Introduction

It seems, to use the old cliché, only yesterday — and yet so long ago! — that the first Apex Book of World SF anthology came out and, alongside it, the first post on the accompanying World SF Blog appeared.

I am writing this introduction some time before the actual book comes out, as is always the case. The World SF Blog, started in February 2009, has recently celebrated four years online, and has just, as I write this, won the BSFA Award for Best Non–Fiction. Only some weeks back, it was given a special Kitschies (the “Black Tentacle”) Award, for “an outstanding contribution to the conversation surrounding genre literature”. This seems as unlikely as doing an anthology of international SF/F short stories had seemed to us back in 2008 or so, when Jason Sizemore of Apex and I first began to kick the idea around. Neither of us, I think, imagined those awards, nor the changes in the landscape and discourse around speculative fiction that has emerged, nor that we would be publishing a third volume — the one which you are now holding.

I am, naturally, excited about this anthology. I got to include more longer stories this time, and it is a thicker volume than its predecessors. Women dominate — twelve to five (one story is a collaboration). I was able to draw on a wide range of sources, many more than I had access to in 2009, amongst them the excellent Afro SF anthology (edited by Apex Book of World SF 2 contributor Ivor Hartmann), anthology Breaking the Bow, edited by Vandana Singh and Apex Book of World SF contributor Anil Menon, and even the World SF Blog itself! In that I am indebted to my two excellent fiction editors for the site, first Debbie Moorhouse and later Sarah Newton.

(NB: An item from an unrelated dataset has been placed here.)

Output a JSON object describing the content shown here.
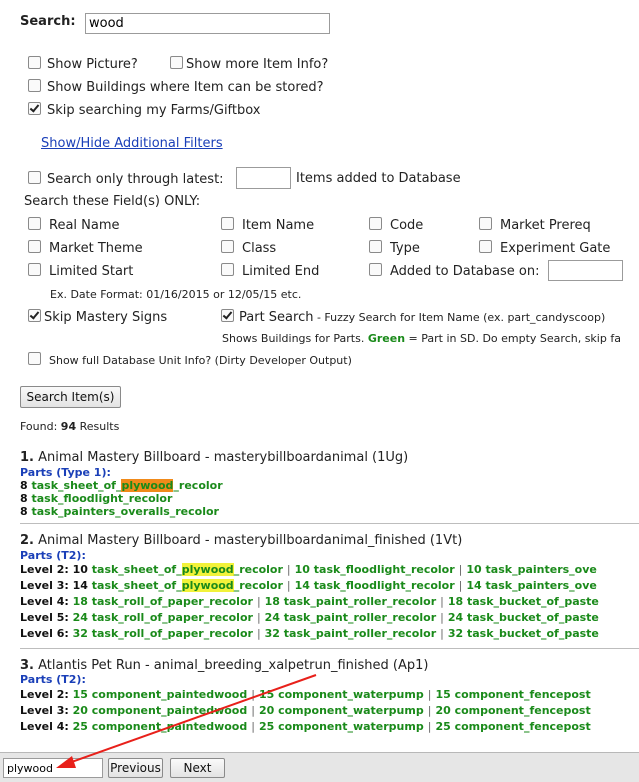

As before, these stories run the gamut from science fiction, to fantasy, to horror. Some are translations (from German, Chinese, French, Spanish and Swedish), and some were written in English. My thanks in particular go to the indefatigable Ken Liu, who continues to translate Chinese SF stories into English, two of which are reprinted here. The authors herein come from Asia and Europe, Africa and Latin America. To me, their stories are all wondrous and wonderful, and showcase the vitality and diversity that can be found in the field. They are a conversation, by voices that should be heard, and I am, once again, tremendously grateful for the opportunity to publish them.